This repository contains scripts and data for the analysis for the publication "Machine learning-based analysis of genomic and transcriptomic data unveils sarcoma clusters with superlative prognostic and predictive value".
Sarcomas are a heterogeneous group of cancers with distinct genetic profiles. This repository explores the identification and validation of transcriptomic clusters in sarcoma.

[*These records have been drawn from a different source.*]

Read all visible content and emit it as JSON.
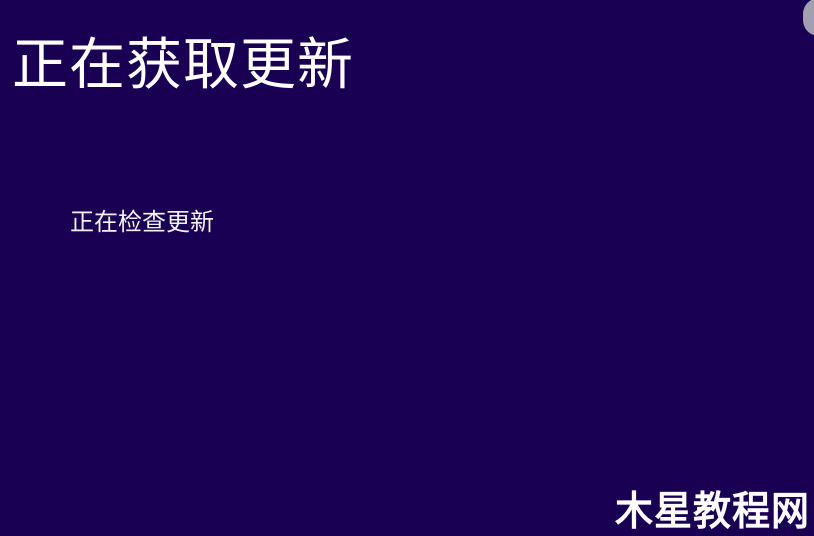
{
  "screen": {
    "title": "正在获取更新",
    "status": "正在检查更新",
    "background_color": "#1a0052",
    "text_color": "#ffffff"
  },
  "watermark": {
    "text": "木星教程网"
  }
}
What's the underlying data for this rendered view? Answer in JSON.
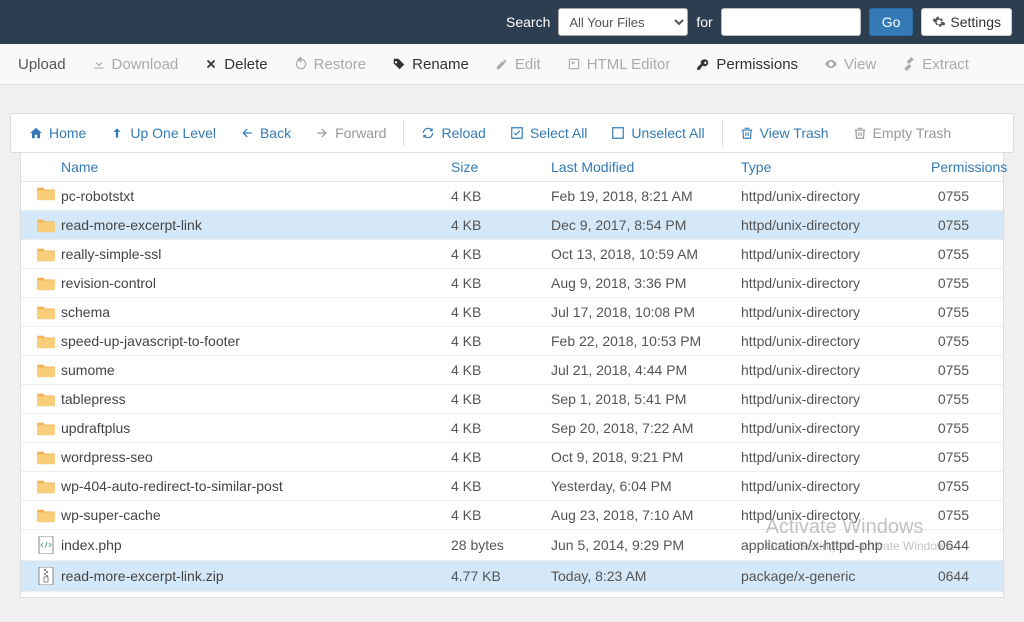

Note - Proprietary dataset from IPO used can be provided upon request
The repository leverages TCGA-SARC data and integrates external validation datasets to ensure reproducibility and robustness of the results.
├── FILES
│ ├── Proprietary files can be sent upon request
├── RESULTS
│ ├── TCGA-TC-Classified.csv # TCGA-SARC Patients Classified with TC
│ ├── Consensus_Clusters_Genes.txt # Genes discovered from Proprietary Cohort that define clusters
│ ├── clinical_cinsarc_paper.csv # TCGA-SARC classified with CINSARC
│ ├── Sarculator_TCGA.csv # TCGA-SARC Classified with SARCULATOR
│ ├── TCGA-SARC.csv # TCGA-SARC Gene Expression Matrix
│ └── Sarculator_Results.xlsx # Proprietary patients classified with TC
├── *.R # Main R scripts for analysis
├── .gitignore # Ignore configuration
└── README.md # Project documentation
To install dependencies please run 0.install_packages.R script
This code was run in RStudio (Version 2024.04.1+748 (2024.04.1+748)
Scripts must be run in ascendant order
The script 0.clinical_data_preprocessing.R processes and cleans the clinical data and RNA expression data.
Run 1.consensus_cluster.R to identify transcriptomic clusters and extract cluster-specific genes.
Use 2.survival_analysis.R to evaluate the clinical relevance of the identified clusters using Kaplan-Meier survival plots and Cox proportional hazard models.
Scripts in the 3.*.R series validate the clusters using TCGA-SARC, integrating and comparing with nomogram tools - Sarculator and gene expression signatures - CINSARC.
Esperança-Martins, M., Vasques, H., Ravasqueira, M. S., Lemos, M. M., Fonseca, F., Coutinho, D., López, J. A., Huang, R. S. P., Dias, S., Gallego-Paez, L., Costa, L., Abecasis, N., Gonçalves, E., & Fernandes, I. (2025). Machine learning-based analysis of genomic and transcriptomic data unveils sarcoma clusters with superlative prognostic and predictive value. medRxiv. https://doi.org/10.1101/2025.01.31.25321492
This repository is licensed under the MIT License. See LICENSE for details.